In the case of all aircraft of the Me-109 series, including the Me-109G,
attention is called to the numerous accidents caused by wing breakages,
resulting from strains induced by air speeds in excess of the permissible
maximum limits. All previous limitations are therefore cancelled and the
following are substituted (previous limits are given for comparison):
|Up to 10,000 ft || 466 mph ||466 mph|
|At 16,500 ft || 435 mph ||425 mph|
|At 23,000 ft || 357 mph ||382 mph|
|At 30,000 ft || 280 mph ||341 mph|
|At 38,000 ft || 248 mph ||304 mph|
A corresponding notice is to be placed on all airspeed indicators in these aircraft.

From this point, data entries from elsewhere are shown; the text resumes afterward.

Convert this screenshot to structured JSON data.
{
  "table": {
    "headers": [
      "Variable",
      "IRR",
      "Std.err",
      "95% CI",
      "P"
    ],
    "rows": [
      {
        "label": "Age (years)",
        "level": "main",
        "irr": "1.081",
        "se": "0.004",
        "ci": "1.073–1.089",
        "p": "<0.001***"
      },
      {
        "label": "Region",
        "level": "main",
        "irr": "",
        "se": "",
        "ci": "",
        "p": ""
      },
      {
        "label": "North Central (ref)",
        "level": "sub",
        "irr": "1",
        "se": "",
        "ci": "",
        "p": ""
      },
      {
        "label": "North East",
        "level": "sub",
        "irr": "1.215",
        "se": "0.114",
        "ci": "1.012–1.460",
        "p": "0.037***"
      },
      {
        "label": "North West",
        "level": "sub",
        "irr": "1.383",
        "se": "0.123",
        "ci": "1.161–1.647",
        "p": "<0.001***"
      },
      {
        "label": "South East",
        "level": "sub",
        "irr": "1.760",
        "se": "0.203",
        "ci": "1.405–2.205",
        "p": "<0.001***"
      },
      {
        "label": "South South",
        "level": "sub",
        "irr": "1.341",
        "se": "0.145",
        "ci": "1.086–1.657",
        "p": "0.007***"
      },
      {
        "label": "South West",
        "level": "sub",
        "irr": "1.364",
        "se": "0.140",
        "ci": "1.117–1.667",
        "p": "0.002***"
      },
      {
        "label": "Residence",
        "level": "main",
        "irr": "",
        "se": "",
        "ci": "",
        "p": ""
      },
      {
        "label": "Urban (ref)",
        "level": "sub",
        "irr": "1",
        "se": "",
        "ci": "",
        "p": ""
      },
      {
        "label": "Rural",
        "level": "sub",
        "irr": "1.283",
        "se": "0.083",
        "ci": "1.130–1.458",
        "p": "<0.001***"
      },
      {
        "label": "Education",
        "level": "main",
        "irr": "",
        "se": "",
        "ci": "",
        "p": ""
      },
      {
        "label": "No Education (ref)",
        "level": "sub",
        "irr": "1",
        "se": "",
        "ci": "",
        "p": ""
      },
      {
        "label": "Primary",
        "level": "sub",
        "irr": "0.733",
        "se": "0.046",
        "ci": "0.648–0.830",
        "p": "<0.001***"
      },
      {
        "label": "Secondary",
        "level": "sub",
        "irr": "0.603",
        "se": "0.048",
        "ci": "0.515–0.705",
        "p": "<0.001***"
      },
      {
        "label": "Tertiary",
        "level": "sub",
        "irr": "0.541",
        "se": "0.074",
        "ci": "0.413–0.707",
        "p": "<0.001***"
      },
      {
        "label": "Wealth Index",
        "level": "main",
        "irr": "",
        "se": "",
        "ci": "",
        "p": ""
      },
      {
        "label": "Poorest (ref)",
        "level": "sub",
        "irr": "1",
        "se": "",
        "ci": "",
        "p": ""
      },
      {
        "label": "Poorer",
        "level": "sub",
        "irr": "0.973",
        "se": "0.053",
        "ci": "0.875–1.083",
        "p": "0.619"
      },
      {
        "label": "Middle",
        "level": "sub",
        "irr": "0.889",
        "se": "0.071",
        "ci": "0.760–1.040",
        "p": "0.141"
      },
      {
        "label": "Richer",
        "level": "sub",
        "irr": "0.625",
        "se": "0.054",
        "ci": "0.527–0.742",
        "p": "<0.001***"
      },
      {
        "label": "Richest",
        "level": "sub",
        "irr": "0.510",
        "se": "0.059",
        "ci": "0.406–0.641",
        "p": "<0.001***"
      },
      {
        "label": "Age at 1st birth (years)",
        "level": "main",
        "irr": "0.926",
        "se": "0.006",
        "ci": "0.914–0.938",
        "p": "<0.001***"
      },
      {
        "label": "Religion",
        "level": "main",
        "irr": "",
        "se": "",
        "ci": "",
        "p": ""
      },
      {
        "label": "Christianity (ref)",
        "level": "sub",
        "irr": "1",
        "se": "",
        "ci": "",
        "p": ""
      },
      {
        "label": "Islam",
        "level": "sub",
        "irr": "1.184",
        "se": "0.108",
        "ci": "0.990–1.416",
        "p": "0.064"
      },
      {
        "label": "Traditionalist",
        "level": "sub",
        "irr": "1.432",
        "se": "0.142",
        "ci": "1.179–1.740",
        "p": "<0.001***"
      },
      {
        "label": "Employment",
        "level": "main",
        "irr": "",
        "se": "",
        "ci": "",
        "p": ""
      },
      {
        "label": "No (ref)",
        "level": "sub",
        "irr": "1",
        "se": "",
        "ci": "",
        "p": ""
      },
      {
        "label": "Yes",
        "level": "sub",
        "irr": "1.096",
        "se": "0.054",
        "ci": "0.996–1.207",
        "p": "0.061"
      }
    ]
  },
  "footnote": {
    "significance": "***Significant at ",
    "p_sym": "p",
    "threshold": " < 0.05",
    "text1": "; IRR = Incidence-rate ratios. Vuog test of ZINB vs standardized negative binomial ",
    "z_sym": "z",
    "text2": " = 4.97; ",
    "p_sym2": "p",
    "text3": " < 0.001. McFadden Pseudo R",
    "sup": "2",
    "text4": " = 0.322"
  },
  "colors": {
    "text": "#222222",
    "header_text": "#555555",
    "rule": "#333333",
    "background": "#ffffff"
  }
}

Warning is also given against yawing in a dive, which under certain
conditions leads to high, one-sided wing stresses which the wing tips cannot
support. When yawing occurs, the dive is to be broken off gradually, without
exercising force. Wing tips must be examined and checked frequently for
signs of failures. When yawing is encountered during turning, correction must
be made with the rudder only and not with the ailerons. Mention is also made
of high-wing stresses caused by the unintentional unlocking of the landing gear
especially the dropping of one side in a dive. It is stated that steps are being
taken to prevent this.
Apparently, even the yellow recognition paint on the ailerons changes
their characteristics unfavorably and paint already put on is to be removed.
Reference is made to the difficulty of controlling Ju-88 aircraft at a dive
angle of 60°, and it is stated that in the future they are to be rigged for a dive
angle of 50° only. This will limit the indicated air speed in the dive to between
329 and 341 mph as against 341 to 354 mph obtained in a 60° dive.